Additionally, the spacing between Box B and the active site tyrosine in the yeast recombinases is larger than in their non-yeast counterpart; on average the fungal proteins must accommodate approximately eight more residues (two α-helical turns) between the tyrosyl residue and the other members of the active site cluster. This stretch of protein could be imagined to displace the tyrosyl residue from its cis active site and place it some distance away from its catalytic partners, and perhaps allow it to visit the active site cluster of a neighboring protomer. It is possible that the yeast plasmid recombinases have ‘invented’ a shared active site mechanism using the basic architecture of the broader family. Alternatively, the yeast group might share an origin independent of and unrelated to the prokaryotic group. In this case the two groups must have traversed convergent evolutionary pathways to produce the inter-group similarities. Structural information on the eukaryotic recombinases would assist in resolving this issue.

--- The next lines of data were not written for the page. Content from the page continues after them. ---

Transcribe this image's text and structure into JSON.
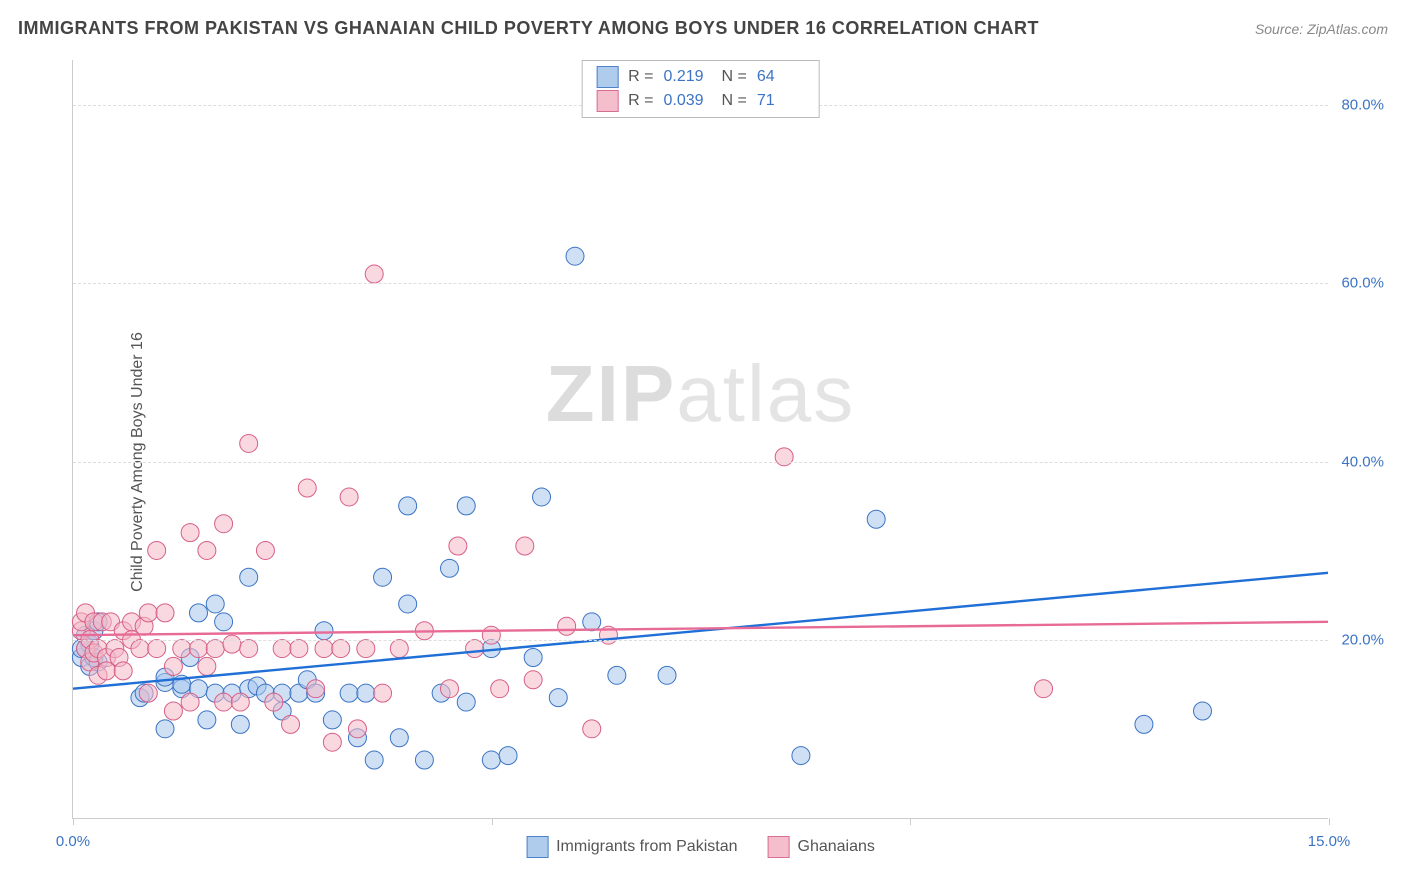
{
  "title": "IMMIGRANTS FROM PAKISTAN VS GHANAIAN CHILD POVERTY AMONG BOYS UNDER 16 CORRELATION CHART",
  "source": "Source: ZipAtlas.com",
  "y_axis_label": "Child Poverty Among Boys Under 16",
  "watermark_a": "ZIP",
  "watermark_b": "atlas",
  "chart": {
    "type": "scatter",
    "xlim": [
      0,
      15
    ],
    "ylim": [
      0,
      85
    ],
    "x_ticks": [
      0,
      5,
      10,
      15
    ],
    "x_tick_labels": [
      "0.0%",
      "",
      "",
      "15.0%"
    ],
    "y_ticks": [
      20,
      40,
      60,
      80
    ],
    "y_tick_labels": [
      "20.0%",
      "40.0%",
      "60.0%",
      "80.0%"
    ],
    "grid_color": "#dddddd",
    "axis_color": "#cccccc",
    "background_color": "#ffffff",
    "tick_label_color": "#3b74c4",
    "series": [
      {
        "key": "pakistan",
        "label": "Immigrants from Pakistan",
        "fill": "#a7c7ec",
        "fill_opacity": 0.55,
        "stroke": "#3b74c4",
        "line_color": "#1f6fd6",
        "line_width": 2.4,
        "marker_radius": 9,
        "r_value": "0.219",
        "n_value": "64",
        "regression": {
          "y_at_x0": 14.5,
          "y_at_xmax": 27.5
        },
        "points": [
          [
            0.1,
            18
          ],
          [
            0.1,
            19
          ],
          [
            0.15,
            20.5
          ],
          [
            0.2,
            17
          ],
          [
            0.2,
            19.5
          ],
          [
            0.25,
            21
          ],
          [
            0.25,
            18
          ],
          [
            0.3,
            17.5
          ],
          [
            0.3,
            22
          ],
          [
            0.15,
            19
          ],
          [
            0.8,
            13.5
          ],
          [
            0.85,
            14
          ],
          [
            1.1,
            10
          ],
          [
            1.1,
            15.2
          ],
          [
            1.1,
            15.8
          ],
          [
            1.3,
            14.5
          ],
          [
            1.3,
            15
          ],
          [
            1.4,
            18
          ],
          [
            1.5,
            23
          ],
          [
            1.5,
            14.5
          ],
          [
            1.6,
            11
          ],
          [
            1.7,
            24
          ],
          [
            1.7,
            14
          ],
          [
            1.8,
            22
          ],
          [
            1.9,
            14
          ],
          [
            2.0,
            10.5
          ],
          [
            2.1,
            14.5
          ],
          [
            2.1,
            27
          ],
          [
            2.2,
            14.8
          ],
          [
            2.3,
            14
          ],
          [
            2.5,
            14
          ],
          [
            2.5,
            12
          ],
          [
            2.7,
            14
          ],
          [
            2.8,
            15.5
          ],
          [
            2.9,
            14
          ],
          [
            3.0,
            21
          ],
          [
            3.1,
            11
          ],
          [
            3.3,
            14
          ],
          [
            3.4,
            9
          ],
          [
            3.5,
            14
          ],
          [
            3.6,
            6.5
          ],
          [
            3.7,
            27
          ],
          [
            3.9,
            9
          ],
          [
            4.0,
            24
          ],
          [
            4.0,
            35
          ],
          [
            4.2,
            6.5
          ],
          [
            4.4,
            14
          ],
          [
            4.5,
            28
          ],
          [
            4.7,
            35
          ],
          [
            4.7,
            13
          ],
          [
            5.0,
            6.5
          ],
          [
            5.0,
            19
          ],
          [
            5.2,
            7
          ],
          [
            5.5,
            18
          ],
          [
            5.6,
            36
          ],
          [
            5.8,
            13.5
          ],
          [
            6.0,
            63
          ],
          [
            6.2,
            22
          ],
          [
            6.5,
            16
          ],
          [
            7.1,
            16
          ],
          [
            8.7,
            7
          ],
          [
            9.6,
            33.5
          ],
          [
            12.8,
            10.5
          ],
          [
            13.5,
            12
          ]
        ]
      },
      {
        "key": "ghanaian",
        "label": "Ghanaians",
        "fill": "#f4b8c7",
        "fill_opacity": 0.55,
        "stroke": "#d75f87",
        "line_color": "#e86b97",
        "line_width": 2.4,
        "marker_radius": 9,
        "r_value": "0.039",
        "n_value": "71",
        "regression": {
          "y_at_x0": 20.5,
          "y_at_xmax": 22.0
        },
        "points": [
          [
            0.1,
            21
          ],
          [
            0.1,
            22
          ],
          [
            0.15,
            19
          ],
          [
            0.15,
            23
          ],
          [
            0.2,
            20
          ],
          [
            0.2,
            17.5
          ],
          [
            0.25,
            18.5
          ],
          [
            0.25,
            22
          ],
          [
            0.3,
            19
          ],
          [
            0.3,
            16
          ],
          [
            0.35,
            22
          ],
          [
            0.4,
            18
          ],
          [
            0.4,
            16.5
          ],
          [
            0.45,
            22
          ],
          [
            0.5,
            19
          ],
          [
            0.55,
            18
          ],
          [
            0.6,
            21
          ],
          [
            0.6,
            16.5
          ],
          [
            0.7,
            20
          ],
          [
            0.7,
            22
          ],
          [
            0.8,
            19
          ],
          [
            0.85,
            21.5
          ],
          [
            0.9,
            23
          ],
          [
            0.9,
            14
          ],
          [
            1.0,
            30
          ],
          [
            1.0,
            19
          ],
          [
            1.1,
            23
          ],
          [
            1.2,
            17
          ],
          [
            1.2,
            12
          ],
          [
            1.3,
            19
          ],
          [
            1.4,
            13
          ],
          [
            1.4,
            32
          ],
          [
            1.5,
            19
          ],
          [
            1.6,
            30
          ],
          [
            1.6,
            17
          ],
          [
            1.7,
            19
          ],
          [
            1.8,
            33
          ],
          [
            1.8,
            13
          ],
          [
            1.9,
            19.5
          ],
          [
            2.0,
            13
          ],
          [
            2.1,
            42
          ],
          [
            2.1,
            19
          ],
          [
            2.3,
            30
          ],
          [
            2.4,
            13
          ],
          [
            2.5,
            19
          ],
          [
            2.6,
            10.5
          ],
          [
            2.7,
            19
          ],
          [
            2.8,
            37
          ],
          [
            2.9,
            14.5
          ],
          [
            3.0,
            19
          ],
          [
            3.1,
            8.5
          ],
          [
            3.2,
            19
          ],
          [
            3.3,
            36
          ],
          [
            3.4,
            10
          ],
          [
            3.5,
            19
          ],
          [
            3.6,
            61
          ],
          [
            3.7,
            14
          ],
          [
            3.9,
            19
          ],
          [
            4.2,
            21
          ],
          [
            4.5,
            14.5
          ],
          [
            4.6,
            30.5
          ],
          [
            4.8,
            19
          ],
          [
            5.0,
            20.5
          ],
          [
            5.1,
            14.5
          ],
          [
            5.4,
            30.5
          ],
          [
            5.5,
            15.5
          ],
          [
            5.9,
            21.5
          ],
          [
            6.2,
            10
          ],
          [
            6.4,
            20.5
          ],
          [
            8.5,
            40.5
          ],
          [
            11.6,
            14.5
          ]
        ]
      }
    ]
  },
  "stats_box": {
    "r_label": "R  =",
    "n_label": "N  ="
  }
}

Tyrosine recombinase web site
A copy of the full alignment of the sequences, as well as links to the individual sequence GenBank entries and additional alignment statistics are available on the tyrosine recombinase web site located at http://orac.niddk.nih.gov/www/trhome.html. Researchers identifying additional family members are urged to add their additions to our collection via the form on the site. Several new family members were identified while this manuscript was in press, and are discussed and aligned on the tyrosine recombinase web site.